TIME DIVISION MULTIPLEX SYSTEM
TDM system is used because bio-medical signals have low frequency bandwidth requirements. The transmission channel is connected to each signal input for sampling. When all the channels in a cycle have been scanned the next cycle will start.
At the receiver end, the process is reversed. Sequentially arranged signal pulses are distributed to individual channels by a synchronized switching circuit. If the no of scanning cycles/second is large the signal in each channel is recovered without distortion.
CONDITIONS
The scanning frequency fn should be greater than twice the maximum signal frequency. fn>2fs max If Tn=1/fn=scanning period tn is the sampling time of each channel Maximum no of channels n=Tn/tn n should be small to avoid interference between channels
PROBLEMS IN IMPLANT TELEMETRY
Long term telemetry-electronic circuit packed in a capsule-implanted subcutaneously deep into the body closer to signal source-avoids mechanical difficulties. Size and weight limitations are serious-reliability requirement more critical.
Body reaction: size, weight, surface condition and shape affect it. E.G: medical grade silastic, teflon, glass are used as enclosures.
Protection of electronic circuits: coating materials are silicon rubber, epoxy, plastics, glass and metal. For implants of a few months we can have three layers of structure with silastic outer coating to reduce tissue reaction and inner layers of epoxy or paraffin for protection from leakage. Glass and metal seal to avoid air pockets.

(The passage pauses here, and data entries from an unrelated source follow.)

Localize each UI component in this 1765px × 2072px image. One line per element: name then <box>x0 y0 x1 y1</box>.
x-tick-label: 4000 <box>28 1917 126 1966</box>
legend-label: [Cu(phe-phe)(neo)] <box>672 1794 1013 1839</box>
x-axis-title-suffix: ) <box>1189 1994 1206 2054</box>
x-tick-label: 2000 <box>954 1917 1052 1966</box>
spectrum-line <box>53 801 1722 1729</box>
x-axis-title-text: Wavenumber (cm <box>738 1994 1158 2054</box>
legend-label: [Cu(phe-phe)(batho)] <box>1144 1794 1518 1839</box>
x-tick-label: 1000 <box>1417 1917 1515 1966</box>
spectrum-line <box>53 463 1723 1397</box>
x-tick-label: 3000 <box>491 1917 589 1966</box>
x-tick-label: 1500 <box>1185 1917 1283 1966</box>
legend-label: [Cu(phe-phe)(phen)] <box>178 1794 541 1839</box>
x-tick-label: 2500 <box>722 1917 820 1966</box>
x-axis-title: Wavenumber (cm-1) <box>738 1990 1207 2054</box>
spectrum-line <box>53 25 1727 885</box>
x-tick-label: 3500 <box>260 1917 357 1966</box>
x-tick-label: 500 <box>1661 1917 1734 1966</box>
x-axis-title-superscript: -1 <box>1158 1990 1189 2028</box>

Power supplies: two special types: Environmental power supply: Radio induction to transmit mW of power to implant telemetry unit for months. Microwatt power supply circuits using piezoelectric crystals placed on blood vessel or aorta.
USES OF BIO-TELEMETRY
To record bio signals over long periods while patient is engaged in normal activities. Easy diagnosis of the nature of disease. No mechanical or physical disturbance to the patient. For future reference or to study treatment effect. For recording on animals for research. For monitoring persons who are in action.